Mediapipe Avatar

Mediapipe Avatar is avatar blendshape library based on Mediapipe and Kalidokit. This module works in the following two modes.

Note: Mediapipe js solution is omitted because of the size of package.

image

Motivation

Using multiple TensorflowJS/Mediapipe models with GPU work slow. Maybe chrome handles them sequentially (ref). One the other hand, wasm-simd TFLite is faster than gpu for small model(ref). And, the models used by Kalidokit is relatively small. So my idea is simple. I try to run them on webworker with wasm-simd TFLite parallel to speed up.

Evalutation

I used my own PC, CPU:Intel(R) Core(TM) i9-9900KF CPU @ 3.60GHz, GPU:NVIDIA GeForce RTX 2080 Ti.

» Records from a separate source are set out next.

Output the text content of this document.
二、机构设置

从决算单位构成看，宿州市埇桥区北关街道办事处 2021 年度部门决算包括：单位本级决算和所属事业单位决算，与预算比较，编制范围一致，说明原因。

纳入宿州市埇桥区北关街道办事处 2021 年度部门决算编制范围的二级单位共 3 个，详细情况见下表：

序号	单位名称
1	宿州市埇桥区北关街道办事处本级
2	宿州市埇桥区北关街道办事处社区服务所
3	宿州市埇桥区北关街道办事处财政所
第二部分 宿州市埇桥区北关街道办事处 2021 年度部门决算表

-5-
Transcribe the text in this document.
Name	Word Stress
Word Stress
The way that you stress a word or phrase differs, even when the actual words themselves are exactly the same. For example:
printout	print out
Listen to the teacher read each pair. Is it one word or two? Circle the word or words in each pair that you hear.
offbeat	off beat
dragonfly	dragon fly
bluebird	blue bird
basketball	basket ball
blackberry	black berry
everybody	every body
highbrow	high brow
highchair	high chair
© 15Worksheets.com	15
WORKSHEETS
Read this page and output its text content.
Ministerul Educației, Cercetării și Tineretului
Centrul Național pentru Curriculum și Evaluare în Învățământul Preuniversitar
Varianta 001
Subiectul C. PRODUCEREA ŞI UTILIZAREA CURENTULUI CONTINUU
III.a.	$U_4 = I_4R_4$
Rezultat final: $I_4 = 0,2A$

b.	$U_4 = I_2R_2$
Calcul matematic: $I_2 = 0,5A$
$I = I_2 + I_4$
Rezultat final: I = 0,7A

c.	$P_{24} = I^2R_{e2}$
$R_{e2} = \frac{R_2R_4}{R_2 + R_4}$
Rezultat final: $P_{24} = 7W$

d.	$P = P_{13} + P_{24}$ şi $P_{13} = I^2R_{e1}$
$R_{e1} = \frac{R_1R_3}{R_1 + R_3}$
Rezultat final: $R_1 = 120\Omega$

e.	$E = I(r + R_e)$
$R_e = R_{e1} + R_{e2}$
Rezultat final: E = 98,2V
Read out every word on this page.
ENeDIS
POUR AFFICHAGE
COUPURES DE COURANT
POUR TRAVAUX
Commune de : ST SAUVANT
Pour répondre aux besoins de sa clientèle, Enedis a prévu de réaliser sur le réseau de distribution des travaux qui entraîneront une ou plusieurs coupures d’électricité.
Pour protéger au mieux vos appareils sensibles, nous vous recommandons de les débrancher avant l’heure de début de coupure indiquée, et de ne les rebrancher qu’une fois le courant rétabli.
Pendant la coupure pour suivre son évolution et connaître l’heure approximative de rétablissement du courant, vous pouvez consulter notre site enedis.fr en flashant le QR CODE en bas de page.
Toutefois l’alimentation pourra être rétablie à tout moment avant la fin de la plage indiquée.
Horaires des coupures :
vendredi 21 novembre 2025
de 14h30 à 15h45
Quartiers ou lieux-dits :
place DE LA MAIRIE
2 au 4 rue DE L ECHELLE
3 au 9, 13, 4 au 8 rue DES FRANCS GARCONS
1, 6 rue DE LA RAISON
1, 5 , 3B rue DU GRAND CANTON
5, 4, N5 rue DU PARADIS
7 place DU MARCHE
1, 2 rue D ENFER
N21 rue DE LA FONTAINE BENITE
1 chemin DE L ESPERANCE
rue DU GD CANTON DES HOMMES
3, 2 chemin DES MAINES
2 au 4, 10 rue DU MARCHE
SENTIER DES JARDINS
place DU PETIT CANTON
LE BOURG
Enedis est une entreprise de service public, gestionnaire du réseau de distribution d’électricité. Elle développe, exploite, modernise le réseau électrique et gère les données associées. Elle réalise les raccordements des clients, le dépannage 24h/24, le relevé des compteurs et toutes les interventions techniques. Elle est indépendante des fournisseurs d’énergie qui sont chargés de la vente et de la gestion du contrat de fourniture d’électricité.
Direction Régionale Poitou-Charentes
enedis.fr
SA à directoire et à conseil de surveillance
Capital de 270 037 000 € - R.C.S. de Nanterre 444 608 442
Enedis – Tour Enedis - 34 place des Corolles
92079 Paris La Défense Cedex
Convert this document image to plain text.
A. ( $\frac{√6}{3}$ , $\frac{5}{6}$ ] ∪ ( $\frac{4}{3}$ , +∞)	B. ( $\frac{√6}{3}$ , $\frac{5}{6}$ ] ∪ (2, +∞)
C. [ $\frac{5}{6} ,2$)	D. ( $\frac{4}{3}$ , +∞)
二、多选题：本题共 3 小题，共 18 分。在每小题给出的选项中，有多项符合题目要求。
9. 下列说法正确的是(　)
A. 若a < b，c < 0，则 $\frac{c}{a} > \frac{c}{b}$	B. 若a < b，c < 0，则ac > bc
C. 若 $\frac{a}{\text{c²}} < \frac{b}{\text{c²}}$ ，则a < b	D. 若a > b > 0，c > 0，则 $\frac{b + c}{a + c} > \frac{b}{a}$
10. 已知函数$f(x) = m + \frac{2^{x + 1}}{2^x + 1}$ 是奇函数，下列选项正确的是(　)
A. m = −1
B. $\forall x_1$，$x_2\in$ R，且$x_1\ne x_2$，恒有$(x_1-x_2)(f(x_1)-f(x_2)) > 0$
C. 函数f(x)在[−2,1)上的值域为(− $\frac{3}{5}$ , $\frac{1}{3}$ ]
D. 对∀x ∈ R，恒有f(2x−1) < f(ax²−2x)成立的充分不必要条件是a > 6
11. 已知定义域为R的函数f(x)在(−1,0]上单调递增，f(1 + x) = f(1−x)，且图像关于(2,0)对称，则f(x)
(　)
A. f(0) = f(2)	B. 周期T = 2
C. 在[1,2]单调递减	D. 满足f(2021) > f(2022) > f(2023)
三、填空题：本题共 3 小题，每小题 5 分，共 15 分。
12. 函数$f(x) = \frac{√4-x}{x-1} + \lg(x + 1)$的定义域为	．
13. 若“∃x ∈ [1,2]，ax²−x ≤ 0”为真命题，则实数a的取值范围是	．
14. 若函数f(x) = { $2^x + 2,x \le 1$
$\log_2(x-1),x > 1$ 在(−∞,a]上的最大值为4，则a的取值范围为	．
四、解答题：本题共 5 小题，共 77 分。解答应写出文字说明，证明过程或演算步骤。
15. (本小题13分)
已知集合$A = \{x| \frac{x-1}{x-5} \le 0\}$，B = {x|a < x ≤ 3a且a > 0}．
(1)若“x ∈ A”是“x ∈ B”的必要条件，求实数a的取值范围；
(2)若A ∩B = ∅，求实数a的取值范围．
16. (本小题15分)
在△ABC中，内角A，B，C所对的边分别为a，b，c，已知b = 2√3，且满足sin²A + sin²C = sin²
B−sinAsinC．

Definition: Frame update time is interval when some parts is updated.

(A)With webworker, average frame update time is about 20msec. (B)With mediapipe JS Solution, average frame update time is about 70msec. Webwoker is faster than mediapipe.

image

On webworker with wasm-simd TFLite

image

With mediapipe JS Solutions

image

Demo

demo demo(slow)

Module Usage

For more detail usage, please see demo src.

install

npm install @dannadori/mediapipe-avatar-js

use motion detector

(1) initialize

detector = new MotionDetector();
detector.initializeManagers(); // initialize

(2) configure

detector.setEnableFullbodyCapture(true);
detector.setUseTFLiteWebWorker(value);// set use or not webworker with wasm-simd tflite
detector.setUseMediapipe(value);// set use or not mediapipe
detector.setEnableFullbodyCapture(value);// set use or not full body capture


(3) predict

const { faceRig, leftHandRig, rightHandRig, poseRig, faceRigMP, leftHandRigMP, rightHandRigMP, poseRigMP } = await detector.predict(snap); //

Each "~Rig" is output from Kalidokit with the image input(snap). Prefix is the parts of body. The suffix "MP" means mediapipe. If mediapipe is not used, each "~RigMP" is null. If tflite is not used, each "~Rig" is null.

controle avatar

(1) initialize

avatar = new MediapipeAvator(vrm);

vrm is the avatar vrm loaded by GLTFLoader.

(2) moving

avatar.updatePose(faceRig, poseRig, leftHandRig, rightHandRig);

Each "~Rig" is output from motion detector. If you want to use mediapipe data, input "~RigMP".